La task force e il governo. Le passerelle non risolvono: serve fare presto

Quali siano le cose da fare per questo martoriato Paese, a questo punto, le sanno tutti. Governo, maggioranza, opposizione. Sindacati, associazioni d’impresa, terzo e quarto settore. Presenti e assenti nel dibattito pubblico. E se mai ve ne fosse bisogno, Vittorio Colao, con la sua task force, ha avuto almeno il merito di mettere nero su bianco quello fino a oggi era sparso in mille rivoli. L’Italia post Coronavirus, dunque, non ha necessità di Stati generali o particolari. Non servono passerelle, più o meno mascherate, né a Villa Madama né a Villa Pamphili.

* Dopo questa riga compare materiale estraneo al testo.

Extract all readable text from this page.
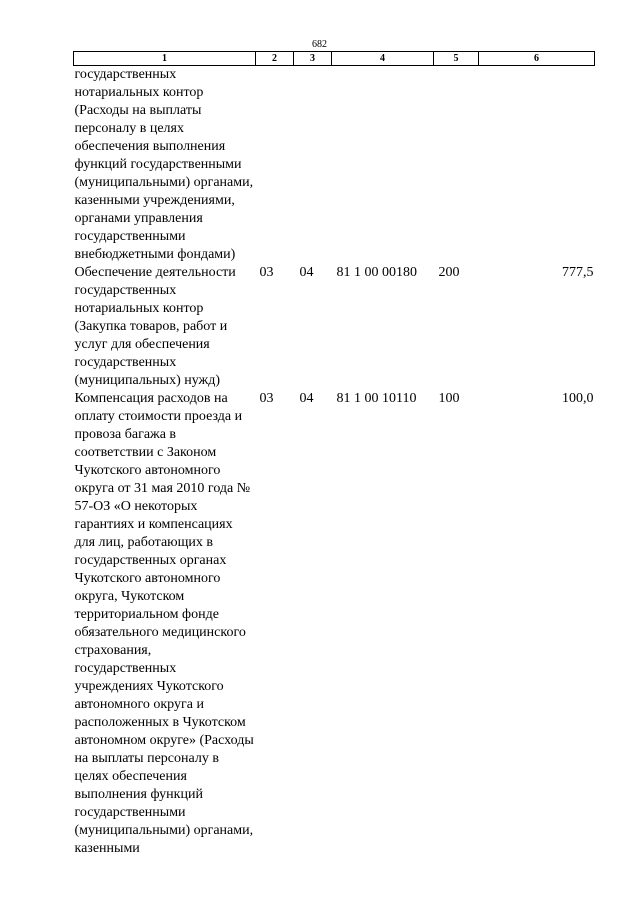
682
1	2	3	4	5	6
государственных нотариальных контор (Расходы на выплаты персоналу в целях обеспечения выполнения функций государственными (муниципальными) органами, казенными учреждениями, органами управления государственными внебюджетными фондами)					
Обеспечение деятельности государственных нотариальных контор (Закупка товаров, работ и услуг для обеспечения государственных (муниципальных) нужд)	03	04	81 1 00 00180	200	777,5
Компенсация расходов на оплату стоимости проезда и провоза багажа в соответствии с Законом Чукотского автономного округа от 31 мая 2010 года № 57-ОЗ «О некоторых гарантиях и компенсациях для лиц, работающих в государственных органах Чукотского автономного округа, Чукотском территориальном фонде обязательного медицинского страхования, государственных учреждениях Чукотского автономного округа и расположенных в Чукотском автономном округе» (Расходы на выплаты персоналу в целях обеспечения выполнения функций государственными (муниципальными) органами, казенными	03	04	81 1 00 10110	100	100,0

Quello che occorre, invece, è "fare", "fare presto", "fare il prima possibile". Il che cosa lo spiega il top manager voluto dal premier nel suo Rapporto, ma lo sapevamo anche prima. A lui, però, va riconosciuto di averlo scritto senza infingimenti, riserve, ipocrisie. Insomma, senza usare pesi e bilancini in riferimento ai suoi danti causa. E così Colao, a capo di una squadra sicuramente progressista, spiega che i vincoli grillini al mercato del lavoro del Decreto Dignità sono un grave intralcio alla ripartenza dell’occupazione. Insiste sul concetto che va introdotto uno scudo penale per le imprese nel caso di contagi dei lavoratori per Coronavirus. Avvisa che per aprire i cantieri e realizzare le grandi opere serve mettere mano al Codice degli appalti ancora difeso dal Pd, e garantire pieni poteri a una struttura unitaria commissariale centralizzata. E, infrangendo un tabù, non esita a sollecitare una tregua fiscale in piena regola per lavoro autonomo e piccola impresa, con un corollario senza precedenti per un raggruppamento di liberal come quello della task force: la sanatoria sul contante e il rilancio di quella sui capitali esteri. Prendere o lasciare, per Conte e alleati. Ma, almeno per una volta, non si potrà sostenere che gli esperti non hanno indicato che cosa fare in concreto. E, almeno per una volta, sembra esserci addirittura corrispondenza con il senso comune del popolo.